My Dad has come through the operation ok He has some pain in the back of his head (understandably), And he has some numbness around his mouth but he was able to eat something and all his vitals are good! He is in ICU overnight, so hopefully if his CT scan is ok in the morning, he will be allowed back on the ward
Has anyone experienced the numbness and had the feeling come back? I know it can be a complication of the surgery, but I’m wondering if it’s sometimes not permanent…
Hello Piny:
I didn't experience any numbness - but it makes a lot of sense. There are a lot of nerves near where the MVD would have been performed. It is likely just a temporary thing, and should clear up in a couple of months.
It has been a long struggle for me, but I would do it all again in a heartbeat. Of course I dont need to now, but if my GN returned - I wouldnt hesitate.
Smash
Hi Piny, So happy that the surgery went well. You may already know the results of the CT scan by now. But, I couldn't raise my right arm because of the numbness it seemed to have. I don't remember even having the CT scan in the morning after - but it came out fine and within 24 hrs later, the arm issue was all back to normal. Hopefully, it's the same with your dad. If not yet, it will be. I've read that alot of people have a numbness feeling at one place or another...but most seem to have the feeling come back sooner or later. My doctor had said that all the strange feelings inside my head within this past month, are all just from all the trauma that nerve has been through, throughout.
I'm at 1 month recovery, and haven't taken any Aleve this week and am down to 200mg of Tegretol. Day by day, I feel like myself again. It's great! Like so many others...I'd do it all again if I had to.
You will soon see this in your dad. Each day, will be better than the day before.
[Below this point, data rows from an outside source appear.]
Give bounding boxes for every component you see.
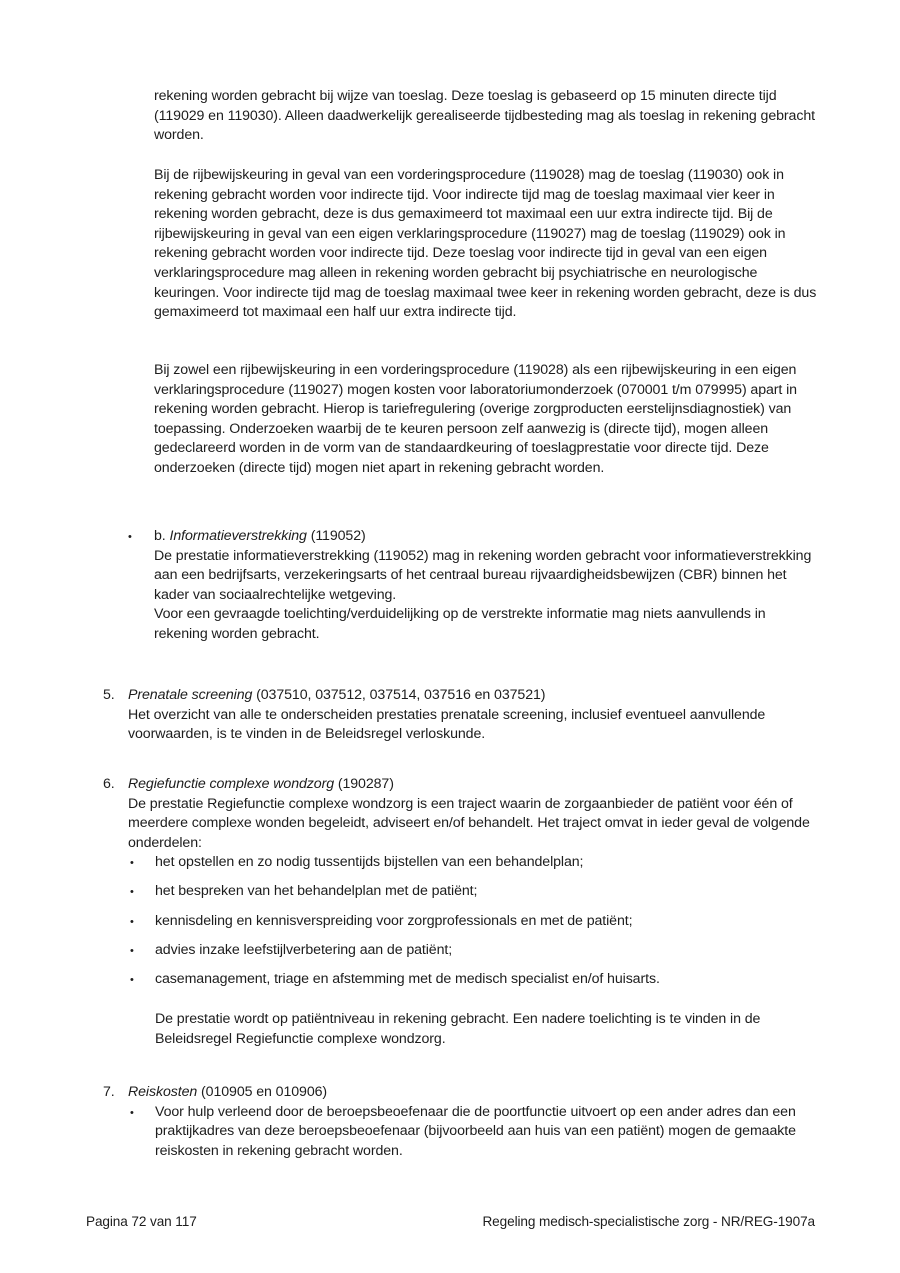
item-codes: (010905 en 010906) <box>197 1084 328 1100</box>
bullet-icon: • <box>130 857 134 870</box>
sub-list-item <box>128 941 816 962</box>
list-item-letter: b. <box>154 528 170 544</box>
paragraph-toeslag-directe-tijd: rekening worden gebracht bij wijze van toeslag. Deze toeslag is gebaseerd op 15 minuten directe tijd (119029 en 119030). Alleen daadwerkelijk gerealiseerde tijdbesteding mag als toeslag in rekening gebracht worden. <box>154 88 815 144</box>
sub-list-item-text: het bespreken van het behandelplan met de patiënt; <box>155 883 478 900</box>
bullet-icon: • <box>130 1106 134 1119</box>
item-title-italic: Regiefunctie complexe wondzorg <box>128 776 334 792</box>
list-item-body: Voor een gevraagde toelichting/verduidelijking op de verstrekte informatie mag niets aanvullends in rekening worden gebracht. <box>154 606 766 642</box>
item-title <box>128 1083 816 1103</box>
sub-list-item <box>128 1103 816 1162</box>
sub-list-item <box>128 912 816 933</box>
paragraph-rijbewijskeuring-vorderingsprocedure: Bij de rijbewijskeuring in geval van een vorderingsprocedure (119028) mag de toeslag (119030) ook in rekening gebracht worden voor indirecte tijd. Voor indirecte tijd mag de toeslag maximaal vier keer in rekening worden gebracht, deze is dus gemaximeerd tot maximaal een uur extra indirecte tijd. Bij de rijbewijskeuring in geval van een eigen verklaringsprocedure (119027) mag de toeslag (119029) ook in rekening gebracht worden voor indirecte tijd. Deze toeslag voor indirecte tijd in geval van een eigen verklaringsprocedure mag alleen in rekening worden gebracht bij psychiatrische en neurologische keuringen. Voor indirecte tijd mag de toeslag maximaal twee keer in rekening worden gebracht, deze is dus gemaximeerd tot maximaal een half uur extra indirecte tijd. <box>154 167 817 321</box>
bullet-icon: • <box>130 944 134 957</box>
sub-list-item-text: kennisdeling en kennisverspreiding voor zorgprofessionals en met de patiënt; <box>155 912 633 929</box>
sub-list-item-text: advies inzake leefstijlverbetering aan de patiënt; <box>155 941 453 958</box>
item-codes: (037510, 037512, 037514, 037516 en 037521) <box>252 687 546 703</box>
item-number: 5. <box>103 687 115 703</box>
list-item-body: De prestatie informatieverstrekking (119052) mag in rekening worden gebracht voor informatieverstrekking aan een bedrijfsarts, verzekeringsarts of het centraal bureau rijvaardigheidsbewijzen (CBR) binnen het kader van sociaalrechtelijke wetgeving. <box>154 547 812 603</box>
bullet-icon: • <box>130 886 134 899</box>
item-number: 7. <box>103 1084 115 1100</box>
list-item-informatieverstrekking <box>128 527 822 645</box>
list-item-codes: (119052) <box>306 528 366 544</box>
sub-list-item-text: casemanagement, triage en afstemming met de medisch specialist en/of huisarts. <box>155 970 660 987</box>
item-codes: (190287) <box>334 776 394 792</box>
list-item-title-italic: Informatieverstrekking <box>169 528 307 544</box>
item-number: 6. <box>103 776 115 792</box>
item-title <box>128 686 816 706</box>
numbered-item-regiefunctie-complexe-wondzorg <box>103 775 816 1050</box>
list-item-title <box>154 527 822 547</box>
footer-page-number: Pagina 72 van 117 <box>86 1214 197 1229</box>
bullet-icon: • <box>130 915 134 928</box>
sub-list-item-text: Voor hulp verleend door de beroepsbeoefenaar die de poortfunctie uitvoert op een ander adres dan een praktijkadres van deze beroepsbeoefenaar (bijvoorbeeld aan huis van een patiënt) mogen de gemaakte reiskosten in rekening gebracht worden. <box>155 1103 796 1159</box>
sub-list-item <box>128 882 816 903</box>
item-title-italic: Prenatale screening <box>128 687 253 703</box>
footer-document-title: Regeling medisch-specialistische zorg - NR/REG-1907a <box>482 1214 815 1229</box>
item-title <box>128 775 816 795</box>
paragraph-laboratoriumonderzoek: Bij zowel een rijbewijskeuring in een vorderingsprocedure (119028) als een rijbewijskeuring in een eigen verklaringsprocedure (119027) mogen kosten voor laboratoriumonderzoek (070001 t/m 079995) apart in rekening worden gebracht. Hierop is tariefregulering (overige zorgproducten eerstelijnsdiagnostiek) van toepassing. Onderzoeken waarbij de te keuren persoon zelf aanwezig is (directe tijd), mogen alleen gedeclareerd worden in de vorm van de standaardkeuring of toeslagprestatie voor directe tijd. Deze onderzoeken (directe tijd) mogen niet apart in rekening gebracht worden. <box>154 362 797 476</box>
item-title-italic: Reiskosten <box>128 1084 198 1100</box>
sub-list-item-text: het opstellen en zo nodig tussentijds bijstellen van een behandelplan; <box>155 854 584 871</box>
item-body: Het overzicht van alle te onderscheiden prestaties prenatale screening, inclusief eventueel aanvullende voorwaarden, is te vinden in de Beleidsregel verloskunde. <box>128 706 766 743</box>
sub-list-item <box>128 970 816 991</box>
bullet-icon: • <box>128 531 132 543</box>
numbered-item-reiskosten <box>103 1083 816 1161</box>
numbered-item-prenatale-screening <box>103 686 816 745</box>
item-closing-paragraph: De prestatie wordt op patiëntniveau in rekening gebracht. Een nadere toelichting is te vinden in de Beleidsregel Regiefunctie complexe wondzorg. <box>155 1011 761 1047</box>
sub-list-item <box>128 853 816 874</box>
bullet-icon: • <box>130 973 134 986</box>
item-intro: De prestatie Regiefunctie complexe wondzorg is een traject waarin de zorgaanbieder de patiënt voor één of meerdere complexe wonden begeleidt, adviseert en/of behandelt. Het traject omvat in ieder geval de volgende onderdelen: <box>128 795 810 851</box>
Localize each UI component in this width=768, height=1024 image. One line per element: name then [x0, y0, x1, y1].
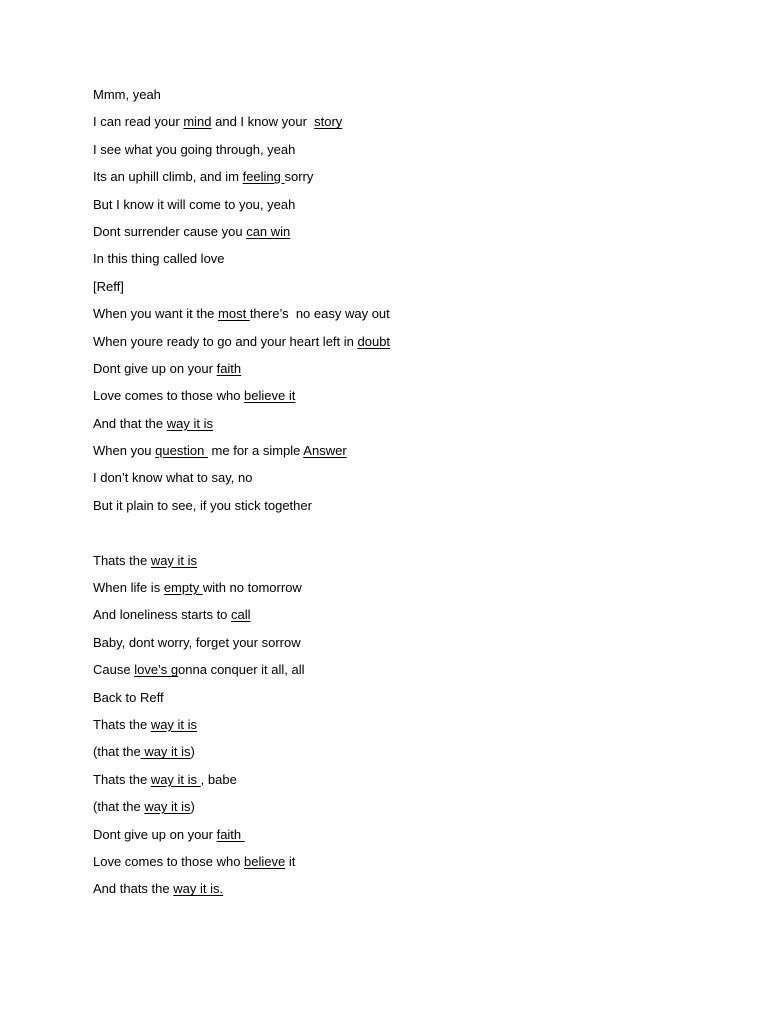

It's almost like being re-born. :)
Piny said:
Wow - I never would have thought of the issue with constipation and head pressure, but of course that makes so such sense!
Thank you for all your thoughts and prayers!
My Dad has come through the operation ok :) He has some pain in the back of his head (understandably), And he has some numbness around his mouth but he was able to eat something and all his vitals are good! He is in ICU overnight, so hopefully if his CT scan is ok in the morning, he will be allowed back on the ward :)
Has anyone experienced the numbness and had the feeling come back? I know it can be a complication of the surgery, but I'm wondering if it's sometimes not permanent...
How is your dad doing Piny?
Hi Noreen, he’s going well so far - thanks!
He still has numbness on his mouth, so I imagine it will be hanging around for some time now. But his relief from the TN pain is excellent - he is feeling very good. The incision is very large - I don’t think I was expecting it to be so large. Do you know how big the piece of bone is that they remove? For some reason I thought it would be relatively small…
I'm thinking mine was about a half dollar size??? I'm not sure but mine seemed to be a shorter scar in length than some pictures I've seen here.....My incision was about less than 2 inches
I think the incision is not indicating what size of bone they take... somebody can correct me.